Schreibwettbewerb September 2007 - Kommentare

  • So ambivalent, wie der Text selbst angelegt ist, sind auch die Reaktionen darauf.
    Ich kann ja nur von der Entstehung ausgehen. Daher bin ich sicher, dass ich in der Vergangenheit weit mehr Texte "einfach mal so" dahingeschrieben habe, während diesem Gedicht ziemlich komplexe Gedanken vorausgegangen sind. Bei der Wertung fiel mir auf, dass der Text entweder sehr gut (durch drei Punkte ausgedrückt) oder überhaupt nicht ankam. Solange auch das erste der Fall ist, kann ich gut damit leben (auch angesichts des Textes, der hinter mir platziert ist ;-) )

    „Streite niemals mit dummen Leuten. Sie werden dich auf ihr Level runterziehen und dich dort mit Erfahrung schlagen.“ (Mark Twain)

  • churchill
    Ich hab deinem Text zwei Punkte gegeben.
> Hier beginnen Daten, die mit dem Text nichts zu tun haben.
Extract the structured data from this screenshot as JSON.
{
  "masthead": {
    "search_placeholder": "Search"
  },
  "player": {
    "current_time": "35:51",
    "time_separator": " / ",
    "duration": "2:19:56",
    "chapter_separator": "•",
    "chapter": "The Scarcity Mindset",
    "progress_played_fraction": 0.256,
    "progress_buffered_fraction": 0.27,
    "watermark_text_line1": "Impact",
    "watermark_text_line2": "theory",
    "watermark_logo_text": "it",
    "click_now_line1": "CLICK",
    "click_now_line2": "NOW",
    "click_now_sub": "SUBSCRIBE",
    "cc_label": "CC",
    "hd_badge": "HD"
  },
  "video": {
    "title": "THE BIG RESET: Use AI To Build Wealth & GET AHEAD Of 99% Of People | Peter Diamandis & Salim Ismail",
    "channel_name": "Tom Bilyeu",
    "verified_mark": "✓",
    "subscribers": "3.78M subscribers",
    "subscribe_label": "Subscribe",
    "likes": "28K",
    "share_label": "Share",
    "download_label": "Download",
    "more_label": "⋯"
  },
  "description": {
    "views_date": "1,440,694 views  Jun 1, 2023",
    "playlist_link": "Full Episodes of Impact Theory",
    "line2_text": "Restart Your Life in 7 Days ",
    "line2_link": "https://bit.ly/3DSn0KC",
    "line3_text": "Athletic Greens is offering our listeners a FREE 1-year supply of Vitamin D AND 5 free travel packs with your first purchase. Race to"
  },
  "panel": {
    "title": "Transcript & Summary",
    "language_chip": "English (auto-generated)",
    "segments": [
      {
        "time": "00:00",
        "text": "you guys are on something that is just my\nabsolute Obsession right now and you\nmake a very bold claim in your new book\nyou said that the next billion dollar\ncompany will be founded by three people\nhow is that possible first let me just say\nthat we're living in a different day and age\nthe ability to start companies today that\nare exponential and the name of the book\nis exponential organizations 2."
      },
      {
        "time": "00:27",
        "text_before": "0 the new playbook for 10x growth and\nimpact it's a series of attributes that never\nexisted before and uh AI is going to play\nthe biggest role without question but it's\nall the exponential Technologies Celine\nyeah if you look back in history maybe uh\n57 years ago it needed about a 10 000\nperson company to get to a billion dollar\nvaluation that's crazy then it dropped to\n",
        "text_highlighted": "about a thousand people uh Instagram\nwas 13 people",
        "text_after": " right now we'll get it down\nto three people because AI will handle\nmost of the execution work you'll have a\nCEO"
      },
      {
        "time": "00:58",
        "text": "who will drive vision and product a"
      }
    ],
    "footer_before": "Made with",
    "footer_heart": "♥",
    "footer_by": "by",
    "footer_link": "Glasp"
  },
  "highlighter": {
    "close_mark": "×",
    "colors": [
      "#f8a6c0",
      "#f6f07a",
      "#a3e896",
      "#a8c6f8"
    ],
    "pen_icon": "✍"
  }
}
Wie interpretierst du das? :grin




    Ich wollte den Fotografen nach dem Schreiben erst nicht einstellen, da er mir zu riskant war. Es kann viel rein- und rausinterpretiert werden (sieht man an den Kommentaren nur zu deutlich), und ich war mir schon sicher, dass die wenigsten das verstehen, was ich zu erzählen beabsichtigte.
    Dass es trotzdem genug Punkte für einen dritten Platz gab, ist natürlich schön.

  • Zitat

    Original von Paradise Lost


    Engelsgesicht
    Ich muss ehrlicherweise sagen, der Text hatte bei mir von Anfang an keine Chancen, ich mag Models nicht. Und die Vorstellung, dass so ein dürres Gewächs einen erwachsenen Mann, der sich auch noch wehrt, aus dem Pool zieht funktioniert bei mir einfach nicht. Hinzu kommt, er ist ja nur reingefallen, warum muss sie da so weit schwimmen um zu ihm und wieder zum Rand zu kommen? Ist der Kerl erst in die Mitte geschwommen bis ihm einfiel, dass er nicht schwimmen kann? Unglaubwürdig.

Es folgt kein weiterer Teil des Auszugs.